Please build and test this RetroArch fork, and test with GL on Wayland:

Test for input lag improvements.

2 Likes

Alright! I’ll get back to you as soon as I can.

This might be a stupid question…

My video card have DVI-I output (the one with the “extra” 5 pins ) so I think it can natively output an analog signal, this will makes it easy to connect to a crt monitor (DVI-I -> VGA for example). The question is: will the crt pc monitor shave some input delay compared to my “normal” hdmi out to my ips monitor?

Usually the signal processing delay of monitors today is between 2 and 5ms. That’s the amount you’re looking to shave off with a CRT.

Of course your video card needs to actually output DVI-A, not DVI-D. “DVI-I” is just the connector type, and the actual signal is either DVI-A (analog) or DVI-D (digital.) DVI-I supports both, but the question is what does your video card output.

2 Likes

@RealNC well… 5 ms is less than a third of a frame, I guess at the moment I don’t think is worth the effort for me.

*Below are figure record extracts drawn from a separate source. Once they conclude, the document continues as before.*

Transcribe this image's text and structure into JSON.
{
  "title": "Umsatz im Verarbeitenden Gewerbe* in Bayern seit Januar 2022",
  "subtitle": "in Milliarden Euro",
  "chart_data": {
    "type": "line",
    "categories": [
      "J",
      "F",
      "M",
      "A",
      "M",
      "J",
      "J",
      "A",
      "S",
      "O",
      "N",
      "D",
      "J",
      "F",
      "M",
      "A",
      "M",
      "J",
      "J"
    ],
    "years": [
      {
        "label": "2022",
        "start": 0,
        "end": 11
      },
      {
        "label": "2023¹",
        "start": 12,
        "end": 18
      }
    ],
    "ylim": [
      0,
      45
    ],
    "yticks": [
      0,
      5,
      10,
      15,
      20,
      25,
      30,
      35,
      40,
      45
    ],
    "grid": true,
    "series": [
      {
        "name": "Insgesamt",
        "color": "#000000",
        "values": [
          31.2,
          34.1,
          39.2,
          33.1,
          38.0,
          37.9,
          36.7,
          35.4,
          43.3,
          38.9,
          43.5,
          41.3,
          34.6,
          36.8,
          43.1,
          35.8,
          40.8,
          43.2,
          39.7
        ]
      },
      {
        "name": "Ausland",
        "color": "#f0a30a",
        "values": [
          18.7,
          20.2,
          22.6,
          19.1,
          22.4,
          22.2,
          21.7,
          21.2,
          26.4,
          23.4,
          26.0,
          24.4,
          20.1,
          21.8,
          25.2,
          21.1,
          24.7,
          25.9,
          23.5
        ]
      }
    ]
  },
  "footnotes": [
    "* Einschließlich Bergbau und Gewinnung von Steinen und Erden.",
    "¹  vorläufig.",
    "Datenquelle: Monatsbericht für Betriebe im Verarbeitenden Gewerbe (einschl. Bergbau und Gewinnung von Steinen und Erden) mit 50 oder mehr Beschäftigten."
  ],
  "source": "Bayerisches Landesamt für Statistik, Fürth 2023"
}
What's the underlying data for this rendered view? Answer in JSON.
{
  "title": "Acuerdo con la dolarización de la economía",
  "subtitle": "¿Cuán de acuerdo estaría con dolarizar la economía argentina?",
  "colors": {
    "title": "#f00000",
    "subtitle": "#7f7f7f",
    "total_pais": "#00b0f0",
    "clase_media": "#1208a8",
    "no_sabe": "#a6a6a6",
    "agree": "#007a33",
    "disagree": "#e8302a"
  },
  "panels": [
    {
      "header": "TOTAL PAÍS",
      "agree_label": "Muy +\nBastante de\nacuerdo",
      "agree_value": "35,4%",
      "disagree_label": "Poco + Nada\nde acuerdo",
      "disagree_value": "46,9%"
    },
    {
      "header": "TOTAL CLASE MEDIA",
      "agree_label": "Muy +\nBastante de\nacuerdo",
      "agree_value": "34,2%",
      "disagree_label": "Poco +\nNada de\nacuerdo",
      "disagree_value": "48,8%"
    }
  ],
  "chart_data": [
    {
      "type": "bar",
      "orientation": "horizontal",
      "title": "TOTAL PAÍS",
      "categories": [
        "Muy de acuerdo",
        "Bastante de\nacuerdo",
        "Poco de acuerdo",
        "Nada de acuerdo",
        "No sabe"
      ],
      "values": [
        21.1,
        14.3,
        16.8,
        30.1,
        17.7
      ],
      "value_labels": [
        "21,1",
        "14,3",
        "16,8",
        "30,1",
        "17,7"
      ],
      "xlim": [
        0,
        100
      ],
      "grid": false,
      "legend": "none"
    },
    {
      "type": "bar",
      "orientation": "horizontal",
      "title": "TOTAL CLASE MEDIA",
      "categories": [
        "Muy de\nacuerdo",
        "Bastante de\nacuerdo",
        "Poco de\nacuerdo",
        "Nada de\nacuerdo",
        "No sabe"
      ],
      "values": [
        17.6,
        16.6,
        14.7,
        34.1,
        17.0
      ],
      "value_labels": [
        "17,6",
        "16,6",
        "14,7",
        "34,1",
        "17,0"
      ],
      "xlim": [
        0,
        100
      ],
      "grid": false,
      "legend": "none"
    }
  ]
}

And to be fair I can’t complain much about input delay: from a (very, very rough) test DoDonPachi (with 1 frame of run-ahead) gives me about 2 frames of delay (button press to animation). But some other games are not that responsive (some dreamcast games for example) and I was hoping that maybe I could shave a couple of frames with a CRT…

Thanks for the answer!

What video driver are you using? If gl or glcore, are you using GPU Hard Sync set to 0? If Vulkan, are you using 2 max swapchain images? Are you using exclusive fullscreen? How about frame delay? Depending on your setup, you may be able to shave at least one more frame off.

Depends:

with fbneo I use GLcore with Hard GPU sync ON, Auto frame delay ON and framedelay 0.

with flycast Vulkan with Max swap chain 2, Auto frame delay OFF and framedelay 0.

Always exclusive fullscreen and v-sync ON (tearing is not for me and I don’t have a gsync/free sync monitor).

Polling behavior I let it default (late), is there a way to understand witch is better (early, normal, late)?

As I said fbaneo with run-ahead is very responsive and no complains, with flycast is more a game by game case. for example Ikaruga feels good while mars matrix not so much…

I assume you are not using a default value of run-ahead with fb-neo. Some games have zero frames of lag themselves so dunno how run-ahead would affect them, negatively.

Also, i have no idea how the polling option works, i never managed to feel a difference.

1 Like